As a cofactor, PAR-3 participates in the expression of thrombin signal in mouse platelets, and promotes the fission and activation of PAR-4 (Morihara et al., 2016). Some reports have demonstrated that PAR-3 is distributed in the brain, reaching neurons, vascular endothelial cells, astrocytes and microglia (Chen et al., 2018). We observed the up-regulation of PAR-3 in mouse brain neurons and blood vessels after ischemia, suggesting that after cerebral ischemia, PAR-3 participates in the process of ischemic brain injury or repair through neuronal and vascular endothelial mechanisms. Under pathological conditions, PAR-4 is a key regulator of blood coagulation and inflammation. Mice lacking PAR-4 have reduced infarct volume, suggesting neurodegenerative effects and exacerbated inflammatory effect. Similar to previous reports, PAR-4 levels were elevated in the ischemic brain, but PAR-4 expression showed no difference between the two groups treated with warfarin and rivaroxaban.

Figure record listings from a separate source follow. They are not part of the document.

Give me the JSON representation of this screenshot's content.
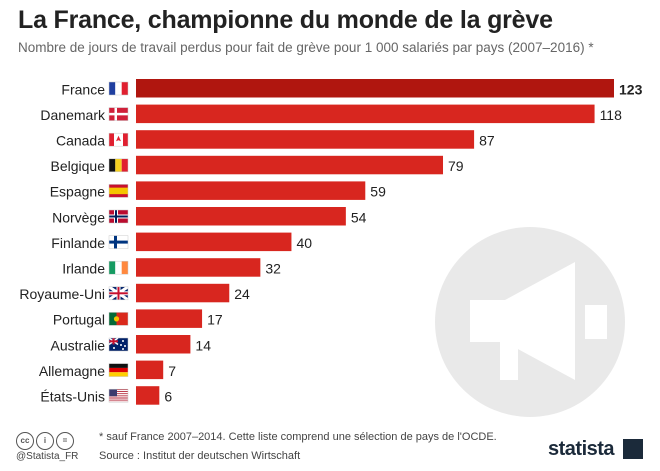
{
  "header": {
    "title": "La France, championne du monde de la grève",
    "subtitle": "Nombre de jours de travail perdus pour fait de grève pour 1 000 salariés par pays (2007–2016) *"
  },
  "footer": {
    "note": "* sauf France 2007–2014. Cette liste comprend une sélection de pays de l'OCDE.",
    "source": "Source : Institut der deutschen Wirtschaft",
    "handle": "@Statista_FR",
    "brand": "statista",
    "license_icons": [
      "cc",
      "i",
      "="
    ]
  },
  "colors": {
    "bar": "#d8261f",
    "bar_highlight": "#b0160f"
  },
  "chart_data": {
    "type": "bar",
    "orientation": "horizontal",
    "title": "La France, championne du monde de la grève",
    "subtitle": "Nombre de jours de travail perdus pour fait de grève pour 1 000 salariés par pays (2007–2016) *",
    "categories": [
      "France",
      "Danemark",
      "Canada",
      "Belgique",
      "Espagne",
      "Norvège",
      "Finlande",
      "Irlande",
      "Royaume-Uni",
      "Portugal",
      "Australie",
      "Allemagne",
      "États-Unis"
    ],
    "values": [
      123,
      118,
      87,
      79,
      59,
      54,
      40,
      32,
      24,
      17,
      14,
      7,
      6
    ],
    "flags": [
      "france-flag",
      "denmark-flag",
      "canada-flag",
      "belgium-flag",
      "spain-flag",
      "norway-flag",
      "finland-flag",
      "ireland-flag",
      "uk-flag",
      "portugal-flag",
      "australia-flag",
      "germany-flag",
      "usa-flag"
    ],
    "xlim": [
      0,
      123
    ],
    "grid": false,
    "highlight": "France"
  }
}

Many reports believe that FXa impacts a variety of molecular effects by activating PAR-1 and PAR-2, and rivaroxaban can prevent FXa-induced PAR-1 and PAR-2 activity, thereby leading to reduced inflammation (Wang et al., 2018). In this study, the enhanced expression of PAR-1 and PAR-2 found in the warfarin group was largely not caused by rivaroxaban treatment. Rivaroxaban reduces MMP-9 activity, while NVU dissociation, cerebral hemorrhage and IgG leakage may be related to the inhibition of PAR-1 and PAR-2 activity.

CONCLUSION

This study suggests that compared with warfarin pretreatment, rivaroxaban pretreatment of mice decreases risk of cerebral hemorrhage after cerebral ischemia and tPA treatment. Warfarin-induced up-regulation of PAR-1 and PAR-2 was not observed in rivaroxaban pretreatment, suggesting that activated PAR-1 and PAR-2 may be related to brain damage, such as destruction of the blood-brain barrier and cerebral hemorrhage after tPAg. In contrast, there was no difference in the expression levels of PAR-3 and PAR-4 in mice treated with warfarin and rivaroxaban. To conclude, rivaroxaban reduces cerebral hemorrhage, MMP-9 activity, NVU dissociation and IgG leakage in mice with TPA ischemic stroke after thrombolysis, which has relation to the inhibition of PAR-1 and PAR-2 activity.

Statement of conflict of interest

The authors have declared no conflict of interest.